Melihat wajah kekasihnya muram dan agak pucat, Suma Hui mencengkeram tangan kekasihnya dan mukanya menjadi merah, sepasang matanya berapi-api ketika ia berkata,
“Baik ayah maupun segala dewa dan siluman di dunia ini, tidak akan dapat menghalangiku berjodoh denganmu!”
Cin Liong memejamkan mata, mengusir kengerian yang membayang di matanya. Dia mengenal benar watak kekasihnya ini yang amat keras dan memiliki tekad sekuat baja yang tidak mungkin ditekuk sampai bagaimanapun juga. Dia khawatir kalau-kalau jalinan cinta mereka ini akan mengakibatkan kemelut dan malapetaka di dalam keluarga itu.
“Kita harus tenang dan menghadapi segala sesuatu dengan tabah, tanpa kekerasan. Ingat, Hui, andaikata ada yang menentang, maka yang menentang itu bukan orang lain, melainkan orang tua kita sendiri. Di sinilah perlunya kita mempergunakan kebijaksanaan dan menjauhkan kekerasan antara keluarga yang hanya akan mendatangkan kedukaan besar.”
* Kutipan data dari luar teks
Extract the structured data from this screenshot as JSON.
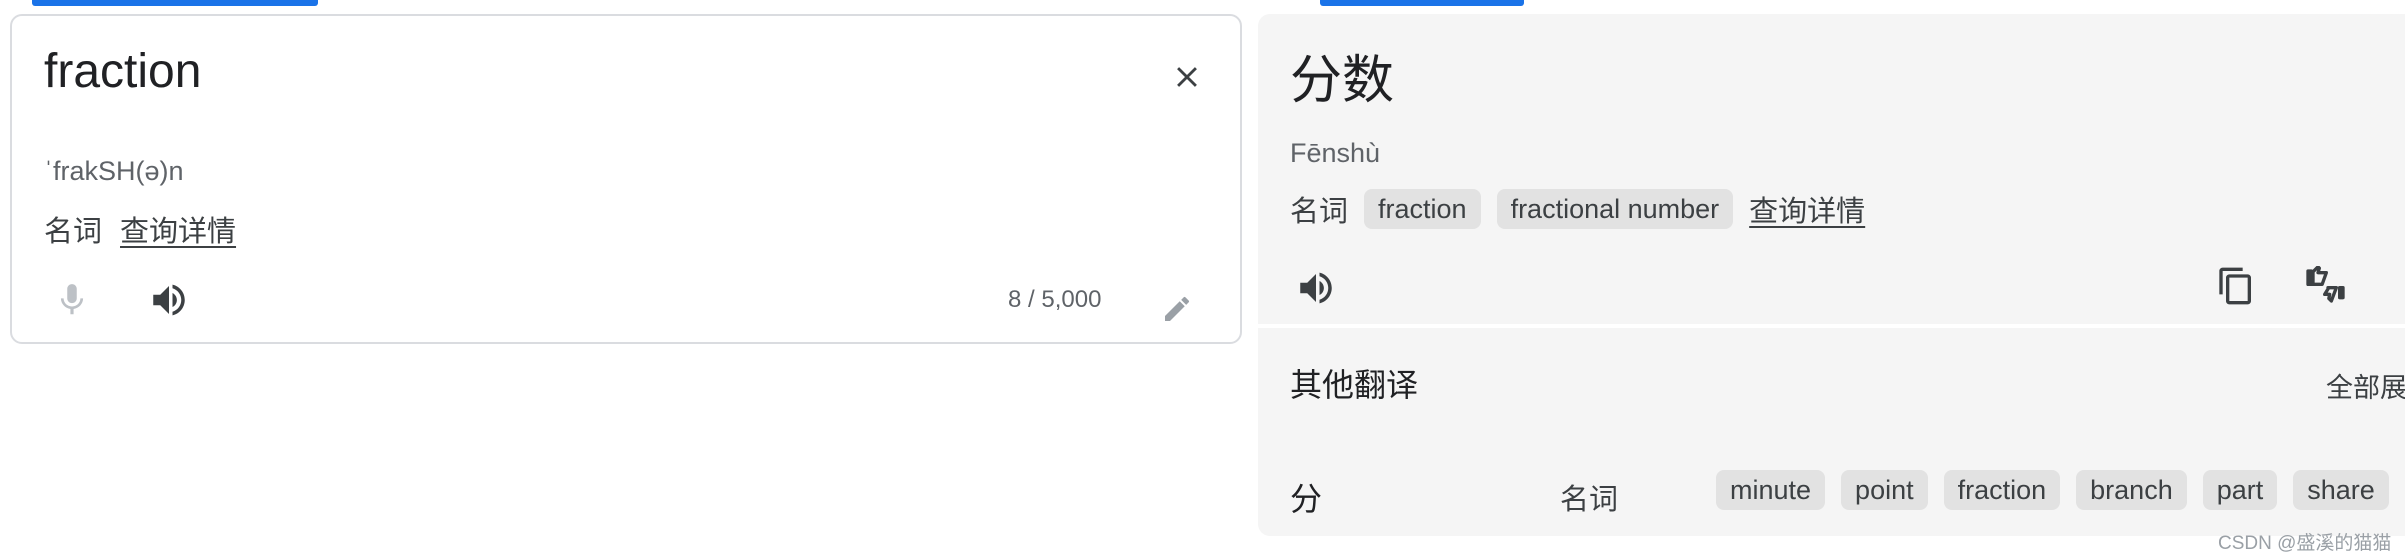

Suma Hui merangkul lagi, menyembunyikan mukanya yang kini dibayangi kekhawatiran itu di dada kekasihnya. Sepasang kekasih ini lalu bicara bisik-bisik sampai beberapa lamanya, sama sekali tidak tahu bahwa segala percakapan mereka telah didengarkan telinga lain dan segala yang terjadi antara mereka telah ditonton mata orang lain yang penuh dengan kemarahan, mata yang beringas kemerahan, mata dari Louw Tek Ciang!
Biarpun mereka memiliki ilmu kepandaian tinggi, terutama sekali Cin Liong, namun saat itu mereka lengah. Gelora asmara yang mengamuk dan melanda hati mereka mengurangi kewaspadaan. Selain itu, juga Tek Ciang amat cerdik. Sebelum kedua orang muda itu memasuki ruangan itu, dia telah lebih dulu berada di tempat persembunyiannya sehingga dia dapat mengintai tanpa mengeluarkan suara sedikitpun juga.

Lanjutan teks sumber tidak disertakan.